– Ничего тетка, красивая, – не удержался Хам.
– Не то слово, – поддержал его Серьга.
Хам выбрался наружу, услужливо пропуская в салон женщину.
– Садись, – донесся вкрадчивый голос Луки.
Машина качнулась и наполнилась ароматом хороших духов и женского тела.
Впервые за все время после смерти Камасутры у Лентяя вдруг перехватило дух. Он до смертельной тоски захотел прикоснуться губами к мочке уха, виску, губам этой красотки…
– Поехали, – охрипшим от волнения голосом приказал он.
– Мне с вами надо, – заволновался Лука.
– Зачем? – не понял Лентяй.
– Она теперь будет слышать, и выполнять только мои команды.
– Точно гипнотизер! – с восторгом выдохнул, усаживаясь справа от женщины, Хам.
– Ты поедешь на моем месте, – повинуясь странному порыву, сказал ему Лентяй и вышел из машины.

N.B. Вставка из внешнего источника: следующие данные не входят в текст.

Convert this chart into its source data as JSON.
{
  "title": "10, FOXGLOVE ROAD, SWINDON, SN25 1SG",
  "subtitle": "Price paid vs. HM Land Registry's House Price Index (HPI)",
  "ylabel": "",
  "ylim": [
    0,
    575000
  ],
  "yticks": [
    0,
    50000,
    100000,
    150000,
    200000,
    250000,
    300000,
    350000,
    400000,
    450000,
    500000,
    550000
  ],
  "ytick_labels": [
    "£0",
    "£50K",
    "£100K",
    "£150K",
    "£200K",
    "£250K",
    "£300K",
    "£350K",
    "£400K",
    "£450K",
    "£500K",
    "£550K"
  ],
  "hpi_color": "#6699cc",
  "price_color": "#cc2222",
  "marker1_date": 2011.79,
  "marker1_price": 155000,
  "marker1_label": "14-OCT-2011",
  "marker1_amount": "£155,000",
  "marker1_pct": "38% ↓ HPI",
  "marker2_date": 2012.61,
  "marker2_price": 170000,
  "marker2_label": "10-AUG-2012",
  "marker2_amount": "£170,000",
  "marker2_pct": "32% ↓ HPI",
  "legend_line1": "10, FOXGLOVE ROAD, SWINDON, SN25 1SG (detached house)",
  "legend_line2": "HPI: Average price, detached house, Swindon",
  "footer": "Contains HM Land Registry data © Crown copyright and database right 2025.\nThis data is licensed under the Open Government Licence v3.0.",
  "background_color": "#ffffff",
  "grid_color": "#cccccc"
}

Хам безропотно подчинился и пересел вперед. Лентяй уселся рядом с Мартой. Дыхание стало неровным, а сердце забилось с такой силой, что он невольно испугался, что его стук услышат дружки и все поймут.
– Так что мне делать? – напомнил о себе Лука. Он продолжал стоять, согнувшись у открытой дверцы машины.
– А что ты можешь? – охрипшим от волнения голосом спросил Лентяй.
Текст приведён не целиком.